As the discussion progressed, more students stood up to express their desire for Wellesley to continue identifying itself as a women’s college and their reluctance to let go of calling the student body a “sisterhood.” Participants also voiced their concern that Wellesley is not a safe space to talk about gender issues. Participants pointed out that many students on campus do not express their opinions about gender on campus for fear of being criticized. Marcus noted that the fear of being criticized could be seen as students who want to keep describing Wellesley as a women’s college did not stand up to speak until the end of the discussion.

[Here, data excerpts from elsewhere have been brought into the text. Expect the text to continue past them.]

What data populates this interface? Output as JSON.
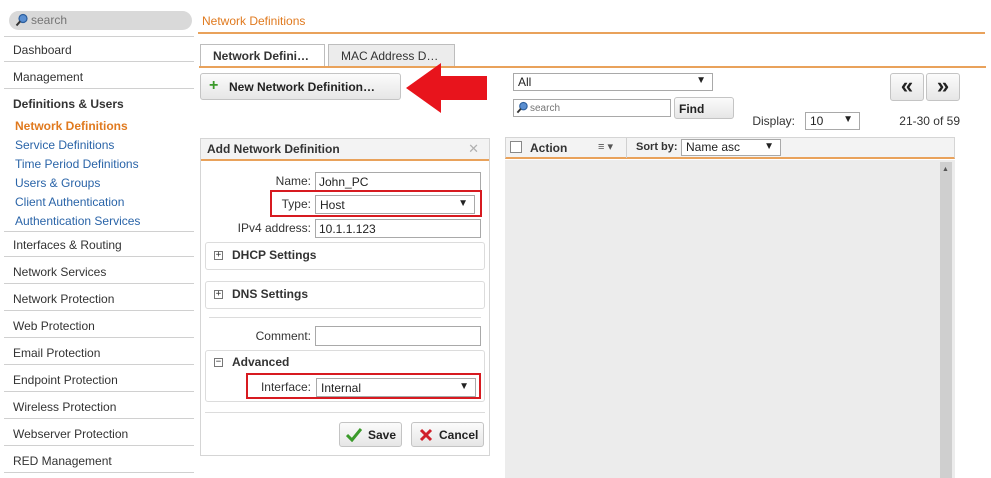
{
  "search": {
    "placeholder": "search"
  },
  "header": {
    "title": "Network Definitions"
  },
  "sidebar": {
    "dashboard": "Dashboard",
    "management": "Management",
    "definitions_users": "Definitions & Users",
    "sub_items": [
      "Network Definitions",
      "Service Definitions",
      "Time Period Definitions",
      "Users & Groups",
      "Client Authentication",
      "Authentication Services"
    ],
    "items": [
      "Interfaces & Routing",
      "Network Services",
      "Network Protection",
      "Web Protection",
      "Email Protection",
      "Endpoint Protection",
      "Wireless Protection",
      "Webserver Protection",
      "RED Management"
    ]
  },
  "tabs": [
    "Network Defini…",
    "MAC Address D…"
  ],
  "toolbar": {
    "new_button": "New Network Definition…",
    "new_icon": "plus-icon",
    "arrow_color": "#e8141c"
  },
  "filter": {
    "selected": "All",
    "search_placeholder": "search",
    "find_label": "Find",
    "display_label": "Display:",
    "display_value": "10",
    "range": "21-30 of 59",
    "prev": "«",
    "next": "»"
  },
  "form": {
    "title": "Add Network Definition",
    "name_label": "Name:",
    "name_value": "John_PC",
    "type_label": "Type:",
    "type_value": "Host",
    "ipv4_label": "IPv4 address:",
    "ipv4_value": "10.1.1.123",
    "dhcp_title": "DHCP Settings",
    "dns_title": "DNS Settings",
    "comment_label": "Comment:",
    "comment_value": "",
    "advanced_title": "Advanced",
    "interface_label": "Interface:",
    "interface_value": "Internal",
    "save_label": "Save",
    "cancel_label": "Cancel",
    "expand_symbol": "+",
    "collapse_symbol": "−",
    "close_symbol": "✕"
  },
  "list": {
    "action_label": "Action",
    "sortby_label": "Sort by:",
    "sortby_value": "Name asc"
  },
  "colors": {
    "accent": "#e07a1f",
    "link": "#2a64a8",
    "highlight": "#d71a20"
  }
}
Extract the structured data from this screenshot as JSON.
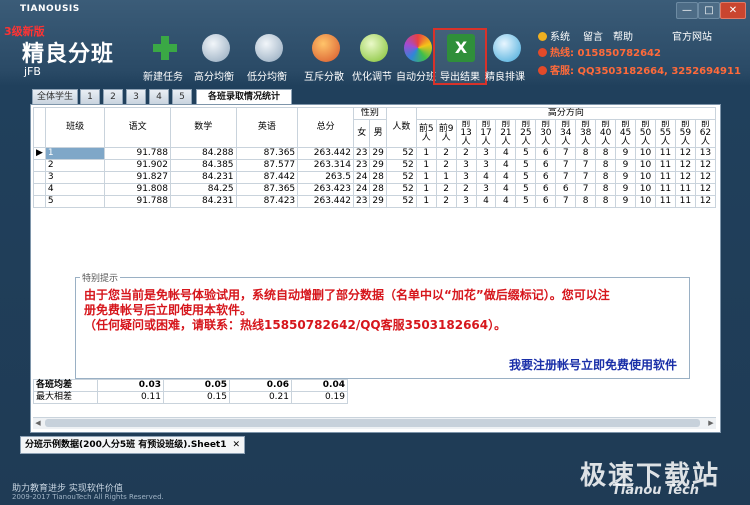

“What I noticed at the beginning of the conversation that I am happy changed as we went on is that people who aren’t as open to Wellesley changing weren’t speaking up as much, and I think that understandably they probably felt uncomfortable disagreeing with the majority,” Marcus said.
Several of the students present were supportive of the steps that the College has taken thus far to explore trans issues at Wellesley.
“I think that [the administration] is doing it in the best way they know how,” Maggie Dalton ’17 said after the discussion. “I think it’s important that everyone is included in the decisions that are being taken, not only those that are speaking up publicly. [Mount] Holyoke did it last year very quietly and Wellesley doesn’t do things quietly, and so I’m not surprised by the way that it’s being handled.”
Similarly, Clare Gil ’17 said that she is glad to see that the article led the administration to support discussion on campus.
“I think it’s good that the administration put together the advisory committee on gender. The article helped prompt a number of discussions, and I hope that that doesn’t die out and that we can continue having these conversations,” Gil said.
The organizers stated at the end of the event that they were happy that such a large number of students showed up and maintained a respectful environment throughout the event while sharing a wide range of opinions. Fygetakis expressed her desire to hear more student opinions and invited students to email her with comments and feedback.